Nickel, Palladium, Edelstahl - Allergie gegen Schmuck

Donnerstag, 19. April 2012

Mode & Lifestyle

Allergien kann der menschliche Körper gegen jede Art von Material entwickeln.  Zumeist handelt es sich dabei um chemische, synthetische Stoffe, die der Körper abzuwehren versucht, zum Beispiel Kunststoffe oder verschiedene künstlich hergestellte Metalle und Legierungen, wie sie bei Schmuck aus Edelstahl oder anderen Komponenten verwendet werden.

Vielfach hat zum Beispiel eine Allergie gegen Nickel Reizungen der Schleimhäute oder Hautausschlag verursacht, denen nur schwer beizukommen ist, es sei denn, man entfernt den auslösenden Faktor.

Allergien gegen Metalle

Auch gegen die häufig verwendeten Metalle Palladium und Edelstahl entwickelt der menschliche Körper häufige Allergiereaktionen. Erste Vorsorge dagegen können Allergiemittel aus der Apotheke verschaffen.
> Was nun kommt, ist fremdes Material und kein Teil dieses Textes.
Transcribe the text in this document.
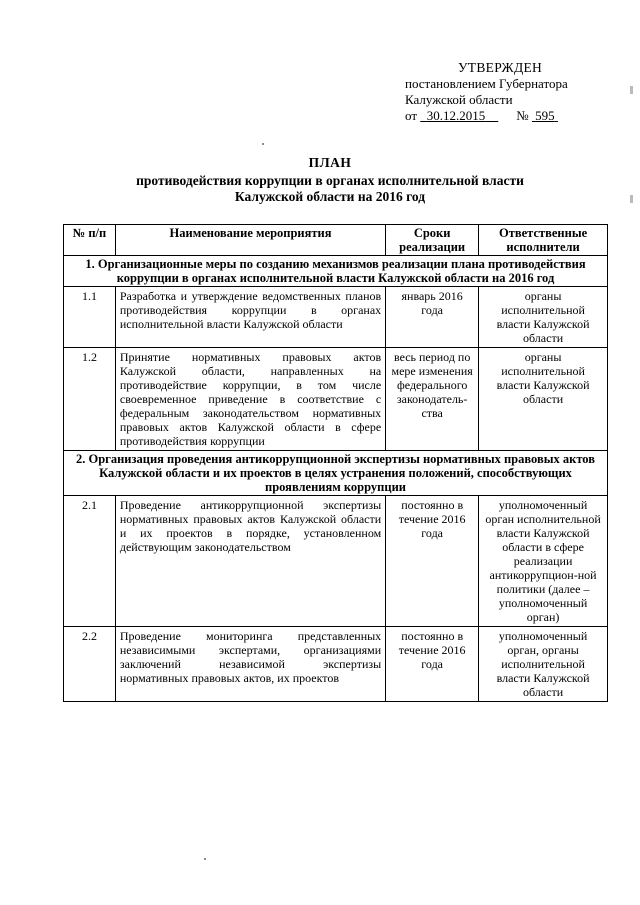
УТВЕРЖДЕН
постановлением Губернатора
Калужской области
от 30.12.2015	№ 595
ПЛАН
противодействия коррупции в органах исполнительной власти
Калужской области на 2016 год
№ п/п	Наименование мероприятия	Сроки реализации	Ответственные исполнители
1. Организационные меры по созданию механизмов реализации плана противодействия коррупции в органах исполнительной власти Калужской области на 2016 год			
1.1	Разработка и утверждение ведомственных планов противодействия коррупции в органах исполнительной власти Калужской области	январь 2016 года	органы исполнительной власти Калужской области
1.2	Принятие нормативных правовых актов Калужской области, направленных на противодействие коррупции, в том числе своевременное приведение в соответствие с федеральным законодательством нормативных правовых актов Калужской области в сфере противодействия коррупции	весь период по мере изменения федерального законодатель-ства	органы исполнительной власти Калужской области
2. Организация проведения антикоррупционной экспертизы нормативных правовых актов Калужской области и их проектов в целях устранения положений, способствующих проявлениям коррупции			
2.1	Проведение антикоррупционной экспертизы нормативных правовых актов Калужской области и их проектов в порядке, установленном действующим законодательством	постоянно в течение 2016 года	уполномоченный орган исполнительной власти Калужской области в сфере реализации антикоррупцион-ной политики (далее – уполномоченный орган)
2.2	Проведение мониторинга представленных независимыми экспертами, организациями заключений независимой экспертизы нормативных правовых актов, их проектов	постоянно в течение 2016 года	уполномоченный орган, органы исполнительной власти Калужской области
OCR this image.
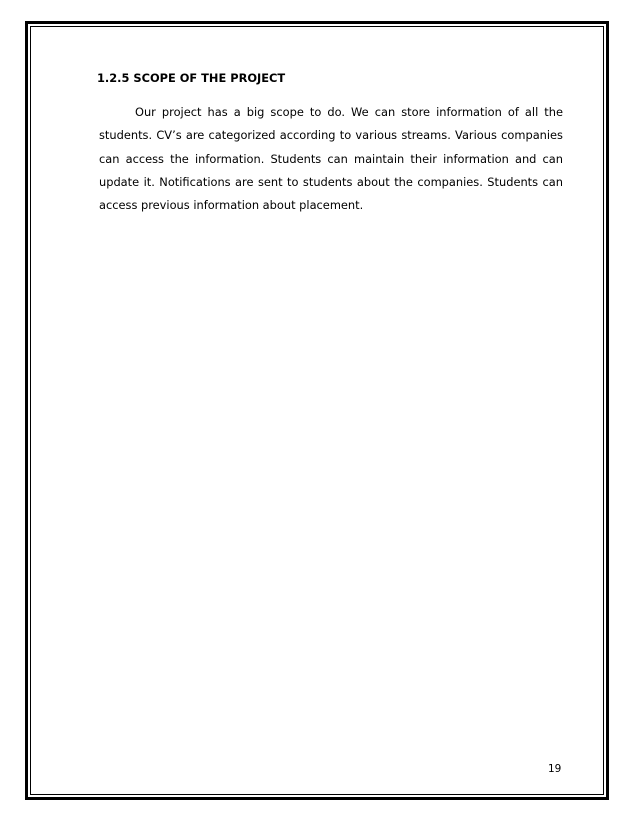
1.2.5 SCOPE OF THE PROJECT

Our project has a big scope to do. We can store information of all the students. CV’s are categorized according to various streams. Various companies can access the information. Students can maintain their information and can update it. Notifications are sent to students about the companies. Students can access previous information about placement.

19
Solche Mittel erhält man rezeptfrei in jeder Apotheke, die die Ausschüttung von Allergenen im Körper dämpfen, sodass die Reizreaktion des Körpers abnimmt. Diese sogenannten Histamine bildet der Körper dann, wenn er auf Berührung, Geruch oder eine andere Reizung durch ein eigentlich ungefährliches  Material eine Gegenwehr entwickelt. Bekannt sind dabei vor allem Reaktionen auf natürliche Stoffe wie Pollen, Hausstaub oder Tierhaare.

Metalle allerdings können für den Körper sehr giftige Stoffe enthalten, sodass diese Gegenwehr nicht verwunderlich ist. Vor allem Nickel kann lebensgefährliche Krebsgeschwüre in Lunge und den Atemwegen erzeugen, die durch bloßes Einatmen begünstigt werden oder sich nach Hautkontakt entwickeln. Ähnliche Wirkung zeigt auch Palladium, das zur Gruppe der mit Nickel verwandten Metalle gehört, aber nur selten eine Abwehrreaktion im Körper hervorruft.

Alternativen zu allergieauslösenden Metallen

Eine wirkliche Heilung für Allergien gibt es nicht, wer aber nicht auf das Tragen solchen Schmucks verzichten will, kann sich nach Alternativen umsehen. Mittlerweile wird Nickelschmuck auch kaum mehr angeboten und durch optisch ähnliche Metalle ersetzt oder gar Legierungen für unbedenkliche Metalle benutzt.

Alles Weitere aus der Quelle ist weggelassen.